Once a medicine’s funding has been approved for your patient, you will be informed as to how they will be able to access their funded treatment:
- Beta interferons and glatiramer will continue to be directly distributed to patients
- Fingolimod is available to patients via community pharmacy (but first dose should be monitored in a clinical setting)
- Dimethyl fumarate and teriflunomide are available to patients via community pharmacy and are able to be taken by patients without clinical supervision
- Natalizumab is available to patients in a clinical setting via an infusion every 4 weeks.
What does the change to the MRI criteria mean?
The changes to the MRI criteria, relating to MRI evidence of active inflammatory disease, are to ensure clarity and better reflect the intent of the criteria.

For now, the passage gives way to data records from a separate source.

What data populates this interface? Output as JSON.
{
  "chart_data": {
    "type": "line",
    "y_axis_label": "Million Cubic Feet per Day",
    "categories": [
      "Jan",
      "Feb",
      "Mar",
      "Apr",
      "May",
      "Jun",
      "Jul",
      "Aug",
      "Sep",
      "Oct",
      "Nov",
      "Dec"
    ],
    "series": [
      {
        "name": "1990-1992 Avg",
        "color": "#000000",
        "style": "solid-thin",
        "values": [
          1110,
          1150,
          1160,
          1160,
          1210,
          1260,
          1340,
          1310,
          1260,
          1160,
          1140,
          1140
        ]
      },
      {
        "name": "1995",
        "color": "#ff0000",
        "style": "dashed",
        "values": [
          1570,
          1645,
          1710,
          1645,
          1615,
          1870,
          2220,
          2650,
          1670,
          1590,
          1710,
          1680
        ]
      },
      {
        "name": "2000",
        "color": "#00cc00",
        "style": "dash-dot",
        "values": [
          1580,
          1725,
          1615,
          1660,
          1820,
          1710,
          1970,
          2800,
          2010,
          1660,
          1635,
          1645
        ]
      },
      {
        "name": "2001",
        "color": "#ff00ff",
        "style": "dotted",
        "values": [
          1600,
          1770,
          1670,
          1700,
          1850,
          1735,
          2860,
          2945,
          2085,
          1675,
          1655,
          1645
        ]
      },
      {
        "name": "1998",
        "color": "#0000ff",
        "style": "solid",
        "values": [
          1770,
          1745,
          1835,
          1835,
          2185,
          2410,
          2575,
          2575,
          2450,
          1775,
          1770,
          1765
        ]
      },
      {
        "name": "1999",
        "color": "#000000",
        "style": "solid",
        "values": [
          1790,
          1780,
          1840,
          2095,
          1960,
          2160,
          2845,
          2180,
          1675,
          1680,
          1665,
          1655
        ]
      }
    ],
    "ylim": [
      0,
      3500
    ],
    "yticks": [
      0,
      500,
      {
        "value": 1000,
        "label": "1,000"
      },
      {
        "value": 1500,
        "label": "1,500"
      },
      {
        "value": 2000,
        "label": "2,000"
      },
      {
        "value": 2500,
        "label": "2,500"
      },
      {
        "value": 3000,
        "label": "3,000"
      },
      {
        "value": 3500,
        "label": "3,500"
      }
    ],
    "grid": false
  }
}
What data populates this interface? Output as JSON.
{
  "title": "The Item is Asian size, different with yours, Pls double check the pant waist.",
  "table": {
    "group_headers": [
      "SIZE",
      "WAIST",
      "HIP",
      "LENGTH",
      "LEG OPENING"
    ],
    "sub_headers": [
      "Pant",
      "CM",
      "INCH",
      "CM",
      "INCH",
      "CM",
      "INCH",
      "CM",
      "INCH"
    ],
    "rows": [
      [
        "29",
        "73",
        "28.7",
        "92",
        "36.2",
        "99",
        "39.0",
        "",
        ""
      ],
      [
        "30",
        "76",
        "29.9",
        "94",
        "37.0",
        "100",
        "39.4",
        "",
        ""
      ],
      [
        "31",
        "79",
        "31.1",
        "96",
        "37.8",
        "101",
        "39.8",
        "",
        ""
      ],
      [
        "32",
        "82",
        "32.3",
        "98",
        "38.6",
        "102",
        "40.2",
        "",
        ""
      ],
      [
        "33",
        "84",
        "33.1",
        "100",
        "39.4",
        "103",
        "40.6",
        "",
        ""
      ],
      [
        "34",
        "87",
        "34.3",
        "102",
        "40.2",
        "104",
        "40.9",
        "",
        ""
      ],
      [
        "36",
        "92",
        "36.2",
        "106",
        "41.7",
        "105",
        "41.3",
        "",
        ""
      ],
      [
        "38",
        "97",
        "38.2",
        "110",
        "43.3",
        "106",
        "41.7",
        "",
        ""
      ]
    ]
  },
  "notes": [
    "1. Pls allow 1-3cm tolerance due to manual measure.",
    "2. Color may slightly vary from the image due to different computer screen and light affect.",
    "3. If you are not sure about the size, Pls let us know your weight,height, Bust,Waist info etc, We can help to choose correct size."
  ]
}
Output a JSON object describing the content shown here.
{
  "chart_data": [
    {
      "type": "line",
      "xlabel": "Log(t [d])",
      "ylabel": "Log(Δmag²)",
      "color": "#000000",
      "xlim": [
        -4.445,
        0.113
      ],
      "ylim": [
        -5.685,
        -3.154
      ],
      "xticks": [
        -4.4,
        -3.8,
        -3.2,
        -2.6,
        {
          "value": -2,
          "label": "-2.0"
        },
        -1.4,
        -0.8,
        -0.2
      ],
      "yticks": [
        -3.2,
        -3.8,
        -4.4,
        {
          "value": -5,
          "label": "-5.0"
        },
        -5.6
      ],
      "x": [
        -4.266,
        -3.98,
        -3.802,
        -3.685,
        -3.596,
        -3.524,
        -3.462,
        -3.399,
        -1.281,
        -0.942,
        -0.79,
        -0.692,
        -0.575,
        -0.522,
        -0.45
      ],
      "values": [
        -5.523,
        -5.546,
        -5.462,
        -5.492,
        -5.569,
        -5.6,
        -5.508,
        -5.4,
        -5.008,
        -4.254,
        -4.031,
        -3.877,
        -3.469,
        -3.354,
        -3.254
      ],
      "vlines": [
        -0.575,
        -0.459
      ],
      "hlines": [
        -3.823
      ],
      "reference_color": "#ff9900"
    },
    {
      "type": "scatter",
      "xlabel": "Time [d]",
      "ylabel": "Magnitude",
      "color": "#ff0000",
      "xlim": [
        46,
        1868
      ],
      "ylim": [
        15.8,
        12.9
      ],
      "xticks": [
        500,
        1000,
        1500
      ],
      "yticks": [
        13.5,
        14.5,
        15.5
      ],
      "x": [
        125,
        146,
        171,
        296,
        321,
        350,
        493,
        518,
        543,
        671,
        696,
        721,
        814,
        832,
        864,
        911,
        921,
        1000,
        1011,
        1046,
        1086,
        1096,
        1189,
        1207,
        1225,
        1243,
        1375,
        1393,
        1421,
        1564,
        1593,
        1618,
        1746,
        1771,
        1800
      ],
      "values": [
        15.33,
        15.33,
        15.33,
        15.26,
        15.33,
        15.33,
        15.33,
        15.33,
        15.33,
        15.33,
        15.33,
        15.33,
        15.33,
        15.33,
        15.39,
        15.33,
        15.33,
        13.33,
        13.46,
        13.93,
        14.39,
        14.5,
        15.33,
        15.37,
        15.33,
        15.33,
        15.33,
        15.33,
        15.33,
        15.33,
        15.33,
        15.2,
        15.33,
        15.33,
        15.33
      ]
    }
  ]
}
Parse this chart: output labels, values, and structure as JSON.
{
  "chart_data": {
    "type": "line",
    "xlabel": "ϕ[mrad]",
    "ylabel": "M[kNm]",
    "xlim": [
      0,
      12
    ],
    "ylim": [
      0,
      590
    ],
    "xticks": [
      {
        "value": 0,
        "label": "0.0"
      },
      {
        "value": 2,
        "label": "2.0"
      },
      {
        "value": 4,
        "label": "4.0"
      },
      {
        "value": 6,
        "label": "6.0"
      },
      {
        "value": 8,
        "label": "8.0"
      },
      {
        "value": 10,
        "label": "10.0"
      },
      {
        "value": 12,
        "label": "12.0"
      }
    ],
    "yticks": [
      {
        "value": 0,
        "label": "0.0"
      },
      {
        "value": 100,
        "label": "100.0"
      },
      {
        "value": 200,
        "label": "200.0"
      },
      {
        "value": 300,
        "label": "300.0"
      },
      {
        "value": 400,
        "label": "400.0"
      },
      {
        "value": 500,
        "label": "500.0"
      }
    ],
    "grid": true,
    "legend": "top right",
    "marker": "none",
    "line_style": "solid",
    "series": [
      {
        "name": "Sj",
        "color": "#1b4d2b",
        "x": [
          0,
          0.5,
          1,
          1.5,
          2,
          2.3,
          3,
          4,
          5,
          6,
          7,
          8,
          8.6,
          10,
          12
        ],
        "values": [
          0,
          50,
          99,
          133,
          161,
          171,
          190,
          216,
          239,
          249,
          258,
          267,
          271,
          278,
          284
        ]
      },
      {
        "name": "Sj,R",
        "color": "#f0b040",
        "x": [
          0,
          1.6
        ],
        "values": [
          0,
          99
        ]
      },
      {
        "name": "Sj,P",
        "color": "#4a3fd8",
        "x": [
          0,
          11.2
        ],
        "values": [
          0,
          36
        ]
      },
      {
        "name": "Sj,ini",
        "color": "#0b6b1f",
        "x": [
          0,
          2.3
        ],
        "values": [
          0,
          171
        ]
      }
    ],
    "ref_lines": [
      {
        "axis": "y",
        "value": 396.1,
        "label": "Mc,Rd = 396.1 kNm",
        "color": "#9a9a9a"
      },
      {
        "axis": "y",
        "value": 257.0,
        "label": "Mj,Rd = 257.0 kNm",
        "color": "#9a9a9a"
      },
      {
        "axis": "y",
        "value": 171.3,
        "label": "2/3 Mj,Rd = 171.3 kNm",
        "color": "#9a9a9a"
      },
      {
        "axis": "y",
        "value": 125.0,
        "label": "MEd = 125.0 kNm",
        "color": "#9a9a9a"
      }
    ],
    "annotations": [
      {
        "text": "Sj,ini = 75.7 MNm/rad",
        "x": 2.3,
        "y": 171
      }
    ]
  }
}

The changes may mean that some patients, who would otherwise have needed to undergo further MRI studies to demonstrate new inflammatory MRI activity, will now not need additional MRI studies.
Will community pharmacy be able to dispense the new treatments?
Yes. Both dimethyl fumarate and teriflunomide will be dispensed through community pharmacy. Fingolimod will continue to be dispensed via community pharmacy. Patients will need to have an active Special Authority number in order to access these funded treatments.
The beta interferons and glatiramer will continue to be delivered directly to patients.
Natalizumab continues to be dispensed by pharmacists registered with the TAPP programme operated by the supplier, Biogen, and administered in a hospital setting.
Will the wastage rule apply to the new treatments?
Yes. The wastage rule will apply to dimethyl fumarate and teriflunomide (as well as continuing for fingolimod).